Шофер распахнул дверцу перед женщиной с ребенком.
Ну, а Сергею надо было уходить. Милиционер к нему приближался. Еще акт начнет составлять, в милицию, того гляди, поведет. Не до милиции было Сергею.
Шел, шел он и вышел к Курскому вокзалу. Народ снует, вокзал перестраивается, — теснота. Побрел через площадь Сергей к станции метро. Смерть смертью, а надо было где-нибудь руки холодной водой обдать: уж больно гудели. Идет и вдруг слышит крик:
— Помогите! Помогите!
Оглянулся: женщина какая-то кричит, от парня какого-то отбивается. Ну, ясно, привязался, желает, видите ли, познакомиться. И снова — сколько же их?! — издали видно, что парень пьян. И опять — а все же удача не совсем отвернулась от Сергея — здоровенный такой парень, на одну левую может Сергея взять. Вот Сергей и кинулся на крик.
— Ты что хулиганишь?
— Проваливай, пока жив!
Возрадовался Сергей.
— Сам проваливай, подонок! — Да как стукнет его. Уже приноровился, удар вышел что надо. Обидный такой удар, прямо в нос. От такого удара взбеситься можно. На это Сергей и рассчитывал.
— Ох! — молитвенно свела руки женщина и, как на бога настоящего, восхищенно, благодарно, влюбленно уставилась на Сережу. Это «ох!» и того больше должно было взбесить непрошеного кавалера. Но ведь дело-то он совершил неправедное. Был он всего наглецом, да и только. Душонка в нем была никчемнейшая, если вообще была какая-нибудь душонка. Словом, он струсил. Поменьше вдруг стал, сутулость в нем объявилась — и шмыг в сторону. А уже свист на площади, милиционер поспешает. Зачем Сергею нашему милиционер? Вовсе он был ему сейчас не нужен. И Сергей быстренько поклонился женщине, что все не сводила с него молитвенных глаз, и заспешил по своим делам.
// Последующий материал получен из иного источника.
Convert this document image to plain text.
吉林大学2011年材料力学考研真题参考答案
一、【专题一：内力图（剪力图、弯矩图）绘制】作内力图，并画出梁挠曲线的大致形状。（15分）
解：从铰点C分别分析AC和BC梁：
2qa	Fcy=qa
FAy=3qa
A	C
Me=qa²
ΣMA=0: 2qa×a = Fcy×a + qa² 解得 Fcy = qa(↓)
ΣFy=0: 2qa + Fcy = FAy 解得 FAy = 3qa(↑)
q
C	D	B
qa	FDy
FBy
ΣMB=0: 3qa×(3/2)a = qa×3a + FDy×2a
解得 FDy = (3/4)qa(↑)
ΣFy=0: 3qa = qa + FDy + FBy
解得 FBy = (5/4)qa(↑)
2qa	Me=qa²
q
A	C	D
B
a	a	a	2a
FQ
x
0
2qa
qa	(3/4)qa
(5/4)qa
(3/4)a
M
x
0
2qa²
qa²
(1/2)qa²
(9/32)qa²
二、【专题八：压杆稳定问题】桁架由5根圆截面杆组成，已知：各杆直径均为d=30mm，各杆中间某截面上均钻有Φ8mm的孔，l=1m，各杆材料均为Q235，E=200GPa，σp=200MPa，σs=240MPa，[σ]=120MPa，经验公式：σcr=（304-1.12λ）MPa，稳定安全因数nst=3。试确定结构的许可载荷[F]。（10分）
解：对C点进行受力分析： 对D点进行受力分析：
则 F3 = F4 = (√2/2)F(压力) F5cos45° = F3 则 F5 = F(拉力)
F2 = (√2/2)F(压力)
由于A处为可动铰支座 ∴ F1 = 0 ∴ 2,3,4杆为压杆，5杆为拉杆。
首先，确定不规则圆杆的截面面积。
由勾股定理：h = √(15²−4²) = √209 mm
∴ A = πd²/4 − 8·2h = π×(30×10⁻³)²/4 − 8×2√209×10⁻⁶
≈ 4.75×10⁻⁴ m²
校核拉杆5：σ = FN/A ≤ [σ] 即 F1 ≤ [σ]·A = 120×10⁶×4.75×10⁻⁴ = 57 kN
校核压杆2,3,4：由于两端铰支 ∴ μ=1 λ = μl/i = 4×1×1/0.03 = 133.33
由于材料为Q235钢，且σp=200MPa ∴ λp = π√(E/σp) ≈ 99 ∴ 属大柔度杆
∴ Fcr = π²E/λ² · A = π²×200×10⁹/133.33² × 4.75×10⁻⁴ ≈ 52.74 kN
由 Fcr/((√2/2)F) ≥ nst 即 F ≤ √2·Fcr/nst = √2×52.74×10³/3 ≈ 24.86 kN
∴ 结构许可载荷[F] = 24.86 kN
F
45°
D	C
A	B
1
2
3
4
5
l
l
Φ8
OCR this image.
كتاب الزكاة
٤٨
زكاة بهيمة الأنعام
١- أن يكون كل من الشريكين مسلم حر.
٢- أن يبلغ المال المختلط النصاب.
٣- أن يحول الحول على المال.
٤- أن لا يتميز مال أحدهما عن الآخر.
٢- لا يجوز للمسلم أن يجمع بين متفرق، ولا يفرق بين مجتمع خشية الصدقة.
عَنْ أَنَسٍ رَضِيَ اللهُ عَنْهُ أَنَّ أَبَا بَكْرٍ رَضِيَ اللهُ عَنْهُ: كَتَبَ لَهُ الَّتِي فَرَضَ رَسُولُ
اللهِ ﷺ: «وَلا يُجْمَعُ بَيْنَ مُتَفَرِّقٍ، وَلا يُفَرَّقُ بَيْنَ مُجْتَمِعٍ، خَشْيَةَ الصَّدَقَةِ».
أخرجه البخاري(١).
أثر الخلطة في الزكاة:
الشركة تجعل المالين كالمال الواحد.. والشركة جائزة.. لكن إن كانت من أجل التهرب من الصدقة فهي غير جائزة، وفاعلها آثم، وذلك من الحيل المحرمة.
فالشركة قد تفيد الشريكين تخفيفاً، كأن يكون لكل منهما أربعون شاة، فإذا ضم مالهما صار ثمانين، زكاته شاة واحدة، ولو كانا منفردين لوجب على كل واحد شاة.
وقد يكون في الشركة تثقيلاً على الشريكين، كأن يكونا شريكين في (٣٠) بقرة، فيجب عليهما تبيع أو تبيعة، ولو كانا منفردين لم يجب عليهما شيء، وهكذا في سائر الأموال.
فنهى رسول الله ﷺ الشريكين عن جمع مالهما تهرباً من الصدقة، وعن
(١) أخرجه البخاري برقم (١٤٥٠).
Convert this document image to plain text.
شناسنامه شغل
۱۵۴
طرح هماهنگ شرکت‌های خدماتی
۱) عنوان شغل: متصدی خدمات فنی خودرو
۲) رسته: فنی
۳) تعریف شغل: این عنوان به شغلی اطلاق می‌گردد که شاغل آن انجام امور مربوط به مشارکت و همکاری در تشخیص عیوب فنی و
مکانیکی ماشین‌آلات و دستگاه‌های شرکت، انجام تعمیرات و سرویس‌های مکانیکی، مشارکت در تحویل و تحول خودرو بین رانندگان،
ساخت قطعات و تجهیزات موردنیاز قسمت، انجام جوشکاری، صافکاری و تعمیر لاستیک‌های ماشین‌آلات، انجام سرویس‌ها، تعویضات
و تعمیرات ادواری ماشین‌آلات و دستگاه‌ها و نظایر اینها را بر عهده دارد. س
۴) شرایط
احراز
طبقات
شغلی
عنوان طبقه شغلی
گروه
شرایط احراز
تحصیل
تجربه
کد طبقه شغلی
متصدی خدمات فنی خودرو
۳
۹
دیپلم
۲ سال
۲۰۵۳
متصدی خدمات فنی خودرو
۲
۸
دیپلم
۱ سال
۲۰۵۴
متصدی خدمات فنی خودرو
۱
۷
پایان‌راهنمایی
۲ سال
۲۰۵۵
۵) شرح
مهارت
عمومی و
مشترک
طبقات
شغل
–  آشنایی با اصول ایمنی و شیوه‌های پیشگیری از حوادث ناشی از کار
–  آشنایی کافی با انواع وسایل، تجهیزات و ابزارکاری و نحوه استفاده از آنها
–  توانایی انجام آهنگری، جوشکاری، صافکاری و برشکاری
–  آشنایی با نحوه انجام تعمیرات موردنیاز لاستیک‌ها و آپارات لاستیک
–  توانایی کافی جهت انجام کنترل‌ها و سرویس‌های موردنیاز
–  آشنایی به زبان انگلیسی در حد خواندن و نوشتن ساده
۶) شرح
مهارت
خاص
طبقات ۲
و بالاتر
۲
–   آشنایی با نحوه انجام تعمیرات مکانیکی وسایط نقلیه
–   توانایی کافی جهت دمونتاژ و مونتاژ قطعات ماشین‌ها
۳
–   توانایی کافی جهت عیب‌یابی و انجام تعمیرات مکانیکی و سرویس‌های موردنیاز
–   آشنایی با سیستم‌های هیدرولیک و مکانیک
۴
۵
Но дел у него никаких не было, а была лишь одна забота: сыскать смерть… Правда, душа болела потише, стыд жег помилосерднее, но вот зато руки ныли до самых плеч. Не помогла и газированная вода. Четыре стакана на руки вылил, а они гудят. Это с непривычки, конечно. Мы ведь привыкли руками-то работу какую-нибудь делать, а не по мордам хлестать. Тренировки нет. А пожалуй, нужна и такая тренировка. Пока есть пьяные нахалы, хулиганы, вообще подлецы, нужна, пожалуй, и такая тренировка, а вернее сказать, и такая практика.
Пошел дальше наш Сергей. Задумался, не смотрит, куда идет, ноги сами повели. Вели, вели и привели глупые ноги назад к дому его любимой, к дому той жестокой девушки, что променяла нашего Сергея на какого-то красавчика с грубой душой. Преданность променяла на ветренность. Нет, нет у нас еще таких лекториев, где бы объясняли девицам, какой человек чего стоит и что смазливая внешность — это еще не всегда красивый человек!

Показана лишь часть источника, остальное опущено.